Okosta, a short walk from Hiroshima’s central train station, provides a wonderful introduction to the area’s food culture. It is not billed as a restaurant, but as a kitchen created by Otafuku, Japan’s preeminent producer of sauces topping okonomiyaki, the city’s signature comfort food. Visitors suit up in chef garb and follow the lead of an experienced instructor to craft the perfect Hiroshima-style okonomiyaki, best described — when made properly — as a hybrid of lasagna and omelet piled high with a variety of ingredients. There are menu packages with traditional ingredient combinations as well as variations for vegetarians and halal guests.

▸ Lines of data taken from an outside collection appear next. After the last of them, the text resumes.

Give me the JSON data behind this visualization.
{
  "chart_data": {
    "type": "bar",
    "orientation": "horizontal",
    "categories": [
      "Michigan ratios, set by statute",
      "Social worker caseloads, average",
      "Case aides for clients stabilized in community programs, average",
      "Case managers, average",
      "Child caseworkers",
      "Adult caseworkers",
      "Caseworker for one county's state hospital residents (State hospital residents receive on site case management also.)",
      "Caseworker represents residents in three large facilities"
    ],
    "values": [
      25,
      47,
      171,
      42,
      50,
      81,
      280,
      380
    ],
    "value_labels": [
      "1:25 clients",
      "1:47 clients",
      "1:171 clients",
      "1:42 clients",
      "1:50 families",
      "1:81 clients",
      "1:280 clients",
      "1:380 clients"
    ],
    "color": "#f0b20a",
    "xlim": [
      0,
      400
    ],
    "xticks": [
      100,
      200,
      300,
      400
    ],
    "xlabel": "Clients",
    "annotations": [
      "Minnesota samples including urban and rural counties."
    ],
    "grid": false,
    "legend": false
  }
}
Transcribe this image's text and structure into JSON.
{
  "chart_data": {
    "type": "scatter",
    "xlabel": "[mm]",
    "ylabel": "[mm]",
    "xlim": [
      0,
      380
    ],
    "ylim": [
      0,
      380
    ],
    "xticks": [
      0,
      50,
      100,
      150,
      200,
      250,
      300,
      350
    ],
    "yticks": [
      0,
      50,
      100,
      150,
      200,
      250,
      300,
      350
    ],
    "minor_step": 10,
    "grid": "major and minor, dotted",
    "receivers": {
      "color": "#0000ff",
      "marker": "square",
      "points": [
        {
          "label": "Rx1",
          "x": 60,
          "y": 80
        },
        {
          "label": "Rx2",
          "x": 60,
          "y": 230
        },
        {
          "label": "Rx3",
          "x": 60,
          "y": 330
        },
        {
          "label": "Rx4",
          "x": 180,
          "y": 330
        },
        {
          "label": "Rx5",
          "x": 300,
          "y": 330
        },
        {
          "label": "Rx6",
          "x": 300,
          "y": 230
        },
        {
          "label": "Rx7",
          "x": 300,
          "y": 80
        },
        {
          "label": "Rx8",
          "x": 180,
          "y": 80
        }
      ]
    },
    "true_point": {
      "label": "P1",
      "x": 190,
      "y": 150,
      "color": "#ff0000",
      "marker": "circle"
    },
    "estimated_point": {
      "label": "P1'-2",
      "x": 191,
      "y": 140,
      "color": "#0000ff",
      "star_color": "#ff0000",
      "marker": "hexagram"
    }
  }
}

Wonderful daytrips via rental car or tour company purveyors around the prefecture abound. Kumano’s Fudenosato Kobo museum is dedicated to the art of brush making. After watching a master craftsman create a brush from scratch, visitors can participate in a calligraphy workshop or try their hand at other Japanese printing and embossing techniques. Takehara, which has a bit of a Kyoto-like feel to it, is achingly charming and is the real-life setting for the globally popular anime series Tamayura.

 

Onimochi, another popular setting for Japanese movies and anime, is a bike rider’s dream with guided and self-guided tours via ferry and bridge on several nearby Seto Sea islands. The Hotel Cycle, the cool base camp for outdoor fun, is a renovated warehouse converted into a bike-centric hotel with décor that doubles as bike racks. It also houses a bike rental operation, the excellent U2 Restaurant and bakery and several shops selling locally made clothing and home wares.